Another week another batch of movies to comment on, including a few belated words on the latest Bond entry "Skyfall".
Skyfall (2012) - B+
After the disappointment of "Quantum of Solace" Bond gets the reinvigorating jab he needed with "Skyfall", a lean and gorgeously photographed continuation of the franchise. Daniel Craig once again impresses in his third outing as the legendary spy, but around him auteur Sam Mendes stages an excellent action flick. The set-pieces are coherent and thrilling whilst Javier Bardem injects radical amounts of uneasy menace into his distinctive turn as the villain. The story isn't breathtaking, but it works competently enough, allowing the filmmakers to focus on fascinating character arcs, kinetic action beats and spicy little touches to help freshen up smaller supporting elements of the formula. Likely to leave you shaken and stirred.
Teaching Mrs. Tingle (1999) - D+
Given that this forgotten teen thriller gestated within the mind of "Scream" scribe Kevin Williamson, it's weird to observe that the biggest flaw is sloppy writing. Helen Mirren is fantastic as the title character, a ruthless teacher intent on sabotaging a promising student's future, but the young cast (including Katie Holmes) are disappointingly wet. The picture opens with an enjoyably snarky classroom exchange and home invasion set-up, but things ultimately devolve into bloodless nonsense with lashings of weak comedy.
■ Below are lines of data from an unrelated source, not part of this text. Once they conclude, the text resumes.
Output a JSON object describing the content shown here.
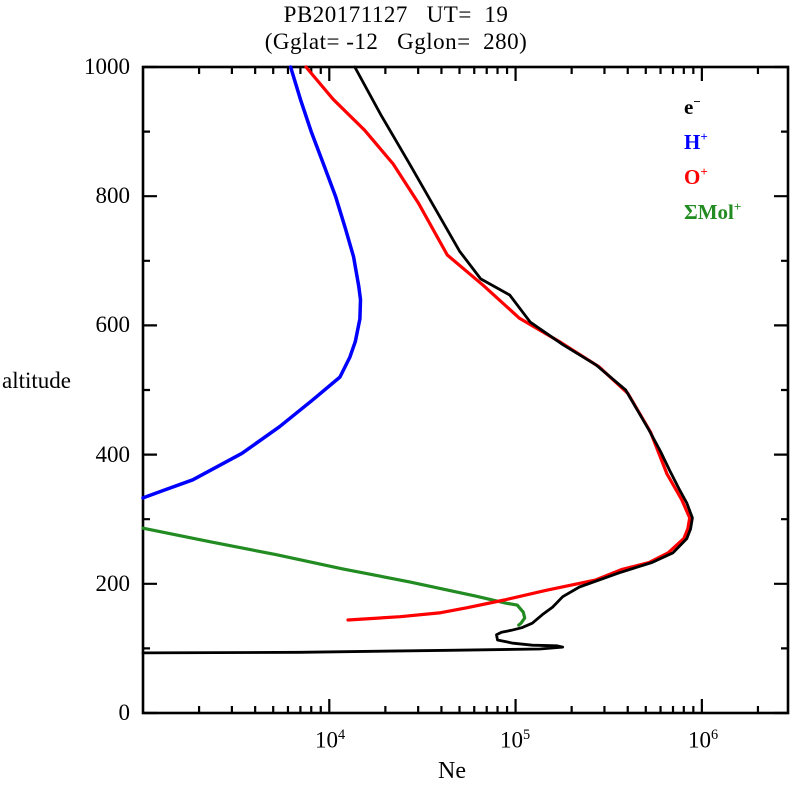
{
  "title": {
    "line1": "PB20171127   UT=  19",
    "line2": "(Gglat= -12   Gglon=  280)"
  },
  "axis_labels": {
    "y": "altitude",
    "x": "Ne"
  },
  "legend": {
    "position": "top-right",
    "entries": [
      {
        "id": "electron",
        "base": "e",
        "sup": "−",
        "color": "#000000"
      },
      {
        "id": "hydrogen-ion",
        "base": "H",
        "sup": "+",
        "color": "#0000ff"
      },
      {
        "id": "oxygen-ion",
        "base": "O",
        "sup": "+",
        "color": "#ff0000"
      },
      {
        "id": "molecular-ion",
        "base": "ΣMol",
        "sup": "+",
        "color": "#228B22"
      }
    ]
  },
  "chart_data": {
    "type": "line",
    "title": "PB20171127  UT= 19",
    "subtitle": "(Gglat= -12  Gglon= 280)",
    "xlabel": "Ne",
    "ylabel": "altitude",
    "x_scale": "log",
    "xlim": [
      1000,
      2900000
    ],
    "ylim": [
      0,
      1000
    ],
    "grid": false,
    "frame_color": "#000000",
    "xticks": [
      {
        "base": "10",
        "exp": "4",
        "value": 10000
      },
      {
        "base": "10",
        "exp": "5",
        "value": 100000
      },
      {
        "base": "10",
        "exp": "6",
        "value": 1000000
      }
    ],
    "yticks": [
      "1000",
      "800",
      "600",
      "400",
      "200",
      "0"
    ],
    "ytick_values": [
      0,
      200,
      400,
      600,
      800,
      1000
    ],
    "ytick_minor": [
      100,
      300,
      500,
      700,
      900
    ],
    "series": [
      {
        "name": "SigmaMol+",
        "color": "#228B22",
        "width": 3.2,
        "points": [
          [
            1000,
            286
          ],
          [
            2300,
            265
          ],
          [
            5200,
            245
          ],
          [
            11800,
            223
          ],
          [
            27000,
            203
          ],
          [
            61000,
            181
          ],
          [
            89000,
            170
          ],
          [
            102000,
            167
          ],
          [
            110000,
            156
          ],
          [
            112000,
            147
          ],
          [
            107000,
            139
          ],
          [
            104000,
            136
          ]
        ]
      },
      {
        "name": "H+",
        "color": "#0000ff",
        "width": 3.5,
        "points": [
          [
            6200,
            1000
          ],
          [
            7000,
            950
          ],
          [
            8000,
            900
          ],
          [
            9300,
            850
          ],
          [
            10800,
            800
          ],
          [
            12200,
            750
          ],
          [
            13500,
            706
          ],
          [
            14400,
            660
          ],
          [
            14700,
            640
          ],
          [
            14600,
            610
          ],
          [
            13800,
            575
          ],
          [
            12900,
            551
          ],
          [
            11400,
            520
          ],
          [
            8100,
            484
          ],
          [
            5400,
            443
          ],
          [
            3400,
            402
          ],
          [
            1850,
            361
          ],
          [
            1300,
            345
          ],
          [
            1000,
            333
          ]
        ]
      },
      {
        "name": "O+",
        "color": "#ff0000",
        "width": 3.2,
        "points": [
          [
            7500,
            1000
          ],
          [
            10500,
            950
          ],
          [
            15500,
            902
          ],
          [
            22000,
            850
          ],
          [
            30000,
            790
          ],
          [
            43000,
            709
          ],
          [
            67000,
            662
          ],
          [
            105000,
            611
          ],
          [
            176000,
            573
          ],
          [
            280000,
            536
          ],
          [
            400000,
            495
          ],
          [
            530000,
            435
          ],
          [
            650000,
            370
          ],
          [
            780000,
            330
          ],
          [
            860000,
            302
          ],
          [
            840000,
            285
          ],
          [
            800000,
            270
          ],
          [
            660000,
            248
          ],
          [
            520000,
            233
          ],
          [
            370000,
            222
          ],
          [
            270000,
            206
          ],
          [
            146000,
            190
          ],
          [
            87000,
            175
          ],
          [
            55000,
            163
          ],
          [
            39000,
            155
          ],
          [
            24000,
            149
          ],
          [
            12600,
            144
          ]
        ]
      },
      {
        "name": "e-",
        "color": "#000000",
        "width": 2.8,
        "points": [
          [
            13700,
            1000
          ],
          [
            19000,
            925
          ],
          [
            27000,
            850
          ],
          [
            38000,
            775
          ],
          [
            50000,
            715
          ],
          [
            65000,
            672
          ],
          [
            93000,
            647
          ],
          [
            120000,
            605
          ],
          [
            180000,
            570
          ],
          [
            270000,
            539
          ],
          [
            390000,
            500
          ],
          [
            520000,
            438
          ],
          [
            600000,
            405
          ],
          [
            670000,
            376
          ],
          [
            760000,
            345
          ],
          [
            830000,
            325
          ],
          [
            890000,
            302
          ],
          [
            870000,
            285
          ],
          [
            830000,
            270
          ],
          [
            700000,
            248
          ],
          [
            540000,
            233
          ],
          [
            360000,
            217
          ],
          [
            220000,
            195
          ],
          [
            179000,
            180
          ],
          [
            158000,
            164
          ],
          [
            139000,
            152
          ],
          [
            123000,
            139
          ],
          [
            108000,
            132
          ],
          [
            95000,
            128
          ],
          [
            84000,
            125
          ],
          [
            79000,
            121
          ],
          [
            80000,
            113
          ],
          [
            97000,
            108
          ],
          [
            123000,
            105
          ],
          [
            166000,
            104
          ],
          [
            179000,
            102
          ],
          [
            135000,
            99
          ],
          [
            44000,
            97
          ],
          [
            6900,
            94
          ],
          [
            1000,
            93
          ]
        ]
      }
    ]
  }
}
The finale is ridiculous in a contrived rather than fun sense, with the poorly formed characters robbing Williamson's film of any logical motivation.
Dredd (2012) - A-
Lean, gnarly and exhilarating, "Dredd" is the adaptation this comic-book antihero has been waiting for. Director Pete Travis winds a tight action narrative around a well realized and blood drenched dystopia. The narrative sees Judge Dredd (played with grumpy stamina by Karl Urban) and a rookie recruit take on a gang leader, forced to do battle with her scurvy minions in a locked down apartment complex. The picture earns its 18 rating effortlessly, although it's not just all shock tactics, there are legitimately rewarding moments of nasty carnage on show too. Tight and efficient with a surprisingly distinct visual palette, "Dredd" is a skilfully assembled joy.
The Campaign (2012) - C
A great cast and a premise flush with possibilities are somewhat wasted in this inoffensive but wholly unmemorable farce. Will Ferrell and Zach Galifianakis play electoral competitors here, vying to represent a small community in Washington. There are a few amusing sequences and a selection of committed comic performances, but the belly laugh quota is soft and the satirical edge decidedly blunt. Not awful, but unlikely to be remembered beyond this year.
Pet Sematary - (1989) - B-
Creepily assembled but diabolically acted, this Stephen King adaptation still manages to rank comfortably above average. Director Mary Lambert has an eye for unsettling imagery whilst King's script juggles threat, grief and even a little black comedy interestingly. The acting is dire (with the exception of Fred Gwynne) and the musical motifs dated, but there are still some rewarding thrills to be derived from this menacing frightener.